After the war, he drifted to Kansas and for two years was a policeman in Topeka. Then the oil excitement lured him to Pennsylvania where he served as policeman in Pithole, Summit City, Bullion, Cole Creek and Duke City when these oil towns were hot spots. In Summit City, there was no jail in which to lodge bad men, so he in vented a new kind of lockup. He would walk his prisoner to a telegraph pole, place his arms around the pole, and snap a pair of handcuffs on the luckless drunk. The prisoner could either sit down or stand up, but he had to remain there until Happy Jack came along and marched him to a Justice of the Peace.
Happy Jack came to Richburg late in 1881, when Richburg was a roaring boom town. After the Oil Boom, Happy Jack relocated to the Town of Bolivar where he was appointed Chief of Police. During his long stay in Bolivar he joined a tent show and made a tour of the United States.

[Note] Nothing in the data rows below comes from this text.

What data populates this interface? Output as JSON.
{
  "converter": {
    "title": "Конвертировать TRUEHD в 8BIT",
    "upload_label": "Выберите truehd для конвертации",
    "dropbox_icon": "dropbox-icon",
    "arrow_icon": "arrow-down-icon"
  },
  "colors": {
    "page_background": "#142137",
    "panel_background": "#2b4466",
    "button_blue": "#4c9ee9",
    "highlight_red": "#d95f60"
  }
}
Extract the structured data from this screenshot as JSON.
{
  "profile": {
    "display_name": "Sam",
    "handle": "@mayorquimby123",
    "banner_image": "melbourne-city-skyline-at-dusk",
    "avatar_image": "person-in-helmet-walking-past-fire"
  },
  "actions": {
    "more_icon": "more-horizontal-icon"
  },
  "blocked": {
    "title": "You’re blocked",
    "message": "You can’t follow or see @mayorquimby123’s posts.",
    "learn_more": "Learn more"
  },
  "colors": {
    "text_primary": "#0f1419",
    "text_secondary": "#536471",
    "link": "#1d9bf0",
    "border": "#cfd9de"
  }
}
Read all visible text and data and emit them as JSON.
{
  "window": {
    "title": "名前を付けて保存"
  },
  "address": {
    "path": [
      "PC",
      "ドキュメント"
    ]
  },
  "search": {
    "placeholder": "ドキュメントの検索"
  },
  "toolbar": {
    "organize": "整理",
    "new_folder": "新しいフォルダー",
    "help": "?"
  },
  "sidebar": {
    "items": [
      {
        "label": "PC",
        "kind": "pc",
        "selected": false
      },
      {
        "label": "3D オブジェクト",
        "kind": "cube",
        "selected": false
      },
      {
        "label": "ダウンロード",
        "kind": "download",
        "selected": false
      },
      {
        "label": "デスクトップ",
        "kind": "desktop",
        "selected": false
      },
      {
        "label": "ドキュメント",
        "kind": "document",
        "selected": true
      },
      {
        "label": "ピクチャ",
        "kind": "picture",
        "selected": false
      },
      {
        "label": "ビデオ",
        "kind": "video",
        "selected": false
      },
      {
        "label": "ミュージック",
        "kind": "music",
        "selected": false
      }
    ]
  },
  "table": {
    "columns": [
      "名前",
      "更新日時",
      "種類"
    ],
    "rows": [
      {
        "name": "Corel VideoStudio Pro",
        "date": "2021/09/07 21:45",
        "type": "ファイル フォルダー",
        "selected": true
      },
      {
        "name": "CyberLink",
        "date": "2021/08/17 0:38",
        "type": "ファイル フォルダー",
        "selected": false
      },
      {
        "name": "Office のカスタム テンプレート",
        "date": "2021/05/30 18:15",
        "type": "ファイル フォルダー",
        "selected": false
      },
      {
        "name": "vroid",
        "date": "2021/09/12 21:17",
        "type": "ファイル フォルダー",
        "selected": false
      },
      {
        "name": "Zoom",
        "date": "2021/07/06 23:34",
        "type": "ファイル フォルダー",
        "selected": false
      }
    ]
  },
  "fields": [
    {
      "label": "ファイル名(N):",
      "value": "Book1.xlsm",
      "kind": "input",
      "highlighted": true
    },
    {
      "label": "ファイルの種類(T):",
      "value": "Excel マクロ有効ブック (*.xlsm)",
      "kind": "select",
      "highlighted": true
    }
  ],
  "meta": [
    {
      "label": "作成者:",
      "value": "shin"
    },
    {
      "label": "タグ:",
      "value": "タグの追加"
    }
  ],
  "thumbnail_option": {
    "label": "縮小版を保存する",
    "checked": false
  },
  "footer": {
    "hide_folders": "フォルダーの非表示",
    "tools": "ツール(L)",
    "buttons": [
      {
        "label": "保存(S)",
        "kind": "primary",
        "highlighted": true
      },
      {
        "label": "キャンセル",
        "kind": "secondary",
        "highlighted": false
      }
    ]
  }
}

He was advertised as the “Heaviest Civil War Veteran in the Country”. Posters stated that he weighed 600 lbs, but that was circus talk, for then he weighed just 360.
When Happy Jack tired of being a policeman for Bolivar, he traveled over the near by townships as an auctioneer. He had a voice like a steam calliope- one of those voices that can be heard a quarter mile on a clear day. He would lead a horse up and down before a crowd, saying, “A nice, eight-year-old mare, sound as a dollar, or no sale. How much do I hear for her?” Eight years, it seems was the age limit of horses he auctioned off. During his frequent vacations from police duty and auctioneering, he look after a truck garden he owned, a mile east of Bolivar. As a youthful editor of Bolivar, the writer found in Happy Jack a faithful ally. He new nearly everyone by name, kept both eyes and ears open, remembered names and faces, and each week supplied many local news items. And his judgement as to what to print and what to leave out was excellent. The reciprocated by frequently printing interest paragraphs about the exploits of the husky police chief.
Happy Jack passed away on January 23, 1901 at the Soldiers’ Home in Bath, New York.